While Botswana continues to struggle in establishing a leather industry despite a well established beef sector, lesser quality cattle producer Ethiopia is thriving on the world stage.
The East African nation is fast becoming the world’s best leather producer and exporter.
Ethiopian Ambassador to South Africa, Mulugeta Kelil said in an interview that there is an opportunity for Botswana to learn from their leather industry and establish itself as a global exporter of quality leather.
“We have the largest population of cattle and a large number of other animals, however, Botswana cattle have very high quality skins,” Kelil said. The ambassador, who is based in Pretoria, was in the country for ongoing bilateral talks between the two nations. He said given the quality of hides of Botswana’s cattle, there is an opportunity to establish leather factories that will export to the world’s largest producers at an attractive price.
“We used to import finished quality leather goods, now our finished leather is being exported to the likes of Italy just to make high end shoes and other things,” Kelil said, adding that his country now has a thriving leather works and products market. “We are able to create jobs through this industry,” he emphasized.
He said the process to transform the industry started about 10 years ago with the government deciding to invest heavily into the sector. “Previously, our leather was not so good, we used to export semi finished products at low prices, because our producers struggled with getting machinery that can get leather up to exceptional standard,” Kelil said, adding that his government established institutions for training in leather works while also providing incentives for the industry.
“The training gave the industry the workforce they needed, while the government further gave tax incentives on machinery importation. Low import tax helped a lot in the sector to establish themselves and compete with the world in producing the best leather,” he said.

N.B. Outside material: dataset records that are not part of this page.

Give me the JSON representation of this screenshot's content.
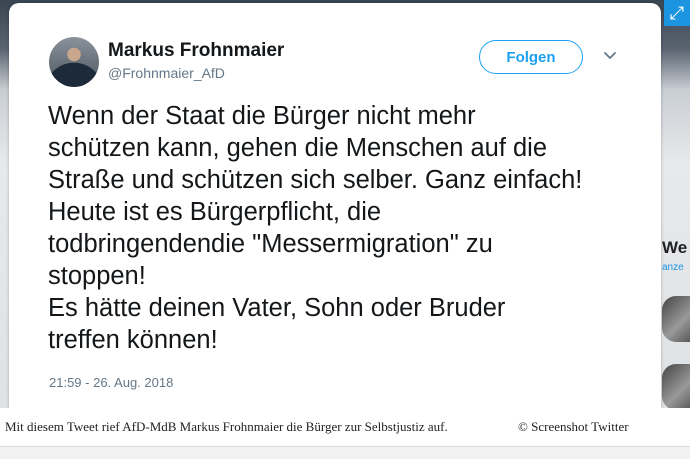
{
  "tweet": {
    "name": "Markus Frohnmaier",
    "handle": "@Frohnmaier_AfD",
    "follow_label": "Folgen",
    "lines": [
      "Wenn der Staat die Bürger nicht mehr",
      "schützen kann, gehen die Menschen auf die",
      "Straße und schützen sich selber. Ganz einfach!",
      "Heute ist es Bürgerpflicht, die",
      "todbringendendie \"Messermigration\" zu",
      "stoppen!",
      "Es hätte deinen Vater, Sohn oder Bruder",
      "treffen können!"
    ],
    "timestamp": "21:59 - 26. Aug. 2018"
  },
  "sidebar": {
    "title": "We",
    "subtitle": "anze"
  },
  "caption": {
    "text": "Mit diesem Tweet rief AfD-MdB Markus Frohnmaier die Bürger zur Selbstjustiz auf.",
    "credit": "© Screenshot Twitter"
  },
  "colors": {
    "accent": "#1da1f2",
    "text": "#14171a",
    "secondary": "#657786"
  },
  "icons": {
    "chevron": "chevron-down-icon",
    "expand": "expand-icon"
  }
}
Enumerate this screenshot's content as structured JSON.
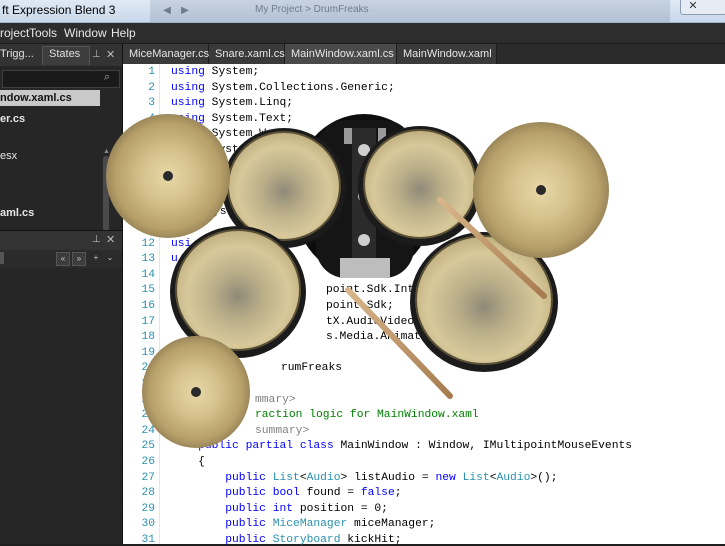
{
  "window": {
    "title": "ft Expression Blend 3"
  },
  "background_window": {
    "text": "My Project  >  DrumFreaks"
  },
  "window_controls": {
    "close": "✕"
  },
  "menu": [
    "roject",
    "Tools",
    "Window",
    "Help"
  ],
  "left_panel": {
    "tabs": [
      "Trigg...",
      "States"
    ],
    "pin": "📌",
    "close": "✕",
    "search_placeholder": "",
    "project_items": [
      {
        "label": "ndow.xaml.cs",
        "selected": true
      },
      {
        "label": "er.cs",
        "selected": false
      },
      {
        "label": "esx",
        "selected": false
      },
      {
        "label": "aml.cs",
        "selected": false
      }
    ],
    "panel2_tools": [
      "«",
      "+",
      "⌄"
    ]
  },
  "document_tabs": [
    {
      "label": "MiceManager.cs",
      "active": false
    },
    {
      "label": "Snare.xaml.cs",
      "active": false
    },
    {
      "label": "MainWindow.xaml.cs",
      "active": true,
      "close": "×"
    },
    {
      "label": "MainWindow.xaml",
      "active": false
    }
  ],
  "code_lines": [
    {
      "n": "1",
      "text": "using System;"
    },
    {
      "n": "2",
      "text": "using System.Collections.Generic;"
    },
    {
      "n": "3",
      "text": "using System.Linq;"
    },
    {
      "n": "4",
      "text": "using System.Text;"
    },
    {
      "n": "5",
      "text": "using System.W"
    },
    {
      "n": "6",
      "text": "using Syste"
    },
    {
      "n": "7",
      "text": ""
    },
    {
      "n": "8",
      "text": ""
    },
    {
      "n": "9",
      "text": ""
    },
    {
      "n": "10",
      "text": "ys"
    },
    {
      "n": "11",
      "text": ""
    },
    {
      "n": "12",
      "text": "usi"
    },
    {
      "n": "13",
      "text": "u"
    },
    {
      "n": "14",
      "text": ""
    },
    {
      "n": "15",
      "text": "point.Sdk.Intero"
    },
    {
      "n": "16",
      "text": "point.Sdk;"
    },
    {
      "n": "17",
      "text": "tX.AudioVideoPla"
    },
    {
      "n": "18",
      "text": "s.Media.Animation;"
    },
    {
      "n": "19",
      "text": ""
    },
    {
      "n": "20",
      "text": "rumFreaks"
    },
    {
      "n": "21",
      "text": ""
    },
    {
      "n": "22",
      "text": "mmary>"
    },
    {
      "n": "23",
      "text": "ractio"
    },
    {
      "n": "24",
      "text": "summary>"
    },
    {
      "n": "25",
      "text": "public partial class MainWindow : Window, IMultipointMouseEvents"
    },
    {
      "n": "26",
      "text": "{"
    },
    {
      "n": "27",
      "text": "public List<Audio> listAudio = new List<Audio>();"
    },
    {
      "n": "28",
      "text": "public bool found = false;"
    },
    {
      "n": "29",
      "text": "public int position = 0;"
    },
    {
      "n": "30",
      "text": "public MiceManager miceManager;"
    },
    {
      "n": "31",
      "text": "public Storyboard kickHit;"
    }
  ],
  "code_tokens": {
    "l1_kw": "using",
    "l1_rest": " System;",
    "l2_kw": "using",
    "l2_rest": " System.Collections.Generic;",
    "l3_kw": "using",
    "l3_rest": " System.Linq;",
    "l4_kw": "using",
    "l4_rest": " System.Text;",
    "l5_kw": "using",
    "l5_rest": " System.W",
    "l6_kw": "using",
    "l6_rest": " Syste",
    "l10": "ys",
    "l12": "usi",
    "l13": "u",
    "l15": "point.Sdk.Intero",
    "l16": "point.Sdk;",
    "l17": "tX.AudioVideoPla",
    "l18": "s.Media.Animation;",
    "l20": "rumFreaks",
    "l22": "mmary>",
    "l23": "raction logic for MainWindow.xaml",
    "l24": "summary>",
    "l25_kw1": "public",
    "l25_kw2": "partial",
    "l25_kw3": "class",
    "l25_rest": " MainWindow : Window, IMultipointMouseEvents",
    "l26": "{",
    "l27_kw": "public",
    "l27_ty": "List",
    "l27_a": "<",
    "l27_ty2": "Audio",
    "l27_b": "> listAudio = ",
    "l27_kw2": "new",
    "l27_ty3": "List",
    "l27_c": "<",
    "l27_ty4": "Audio",
    "l27_d": ">();",
    "l28_kw": "public",
    "l28_kw2": "bool",
    "l28_a": " found = ",
    "l28_kw3": "false",
    "l28_b": ";",
    "l29_kw": "public",
    "l29_kw2": "int",
    "l29_a": " position = 0;",
    "l30_kw": "public",
    "l30_ty": "MiceManager",
    "l30_a": " miceManager;",
    "l31_kw": "public",
    "l31_ty": "Storyboard",
    "l31_a": " kickHit;"
  },
  "colors": {
    "keyword": "#0000ff",
    "type": "#2b91af",
    "comment": "#008000",
    "line_number": "#2b91af"
  }
}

He stated that the government further gave credit facilities for large producing factories which enabled them to operate irrespective of the markets. Kelil said the country has multiple levels of leather producers from small to large.
He said in order to encourage the establishment of smaller leather factories in different places, they used the cooperative model. “We support small producers to get their products to acceptable quality and to produce leather goods. The support includes training and financing. These factories now make goods they can sell in the Ethiopian market including shoes, bags, belts and the like,” he said.
Botswana has struggled to establish a leather tannery industry despite a history of cattle production. Talk of a leather park has only taken off in recent years, however it remains to be seen if it will indeed get established.
Kelil said his visit is part of an ongoing dialogue between the two governments. “We are looking for collaborations that will enable us to grow our economies. We have in previous times established agreements for cooperation, however we need to increase the pace. We hope for the two governments to sign a Memorandum of Understanding (MoU) by the end of the year,” he said. Kelil underlined that such an MoU would allow for structures that will enable the exploitation of opportunities in each other’s economies.
While Ethiopia has previously been an aid funded country, they are currently establishing themselves as a fast growing economy which is not reliant on mining. According to the African Development Bank, the country continues to be one of the fastest growing economies in the world with 2013/14 growth at 10.3% and this strong growth is expected to continue in 2015 and 2016.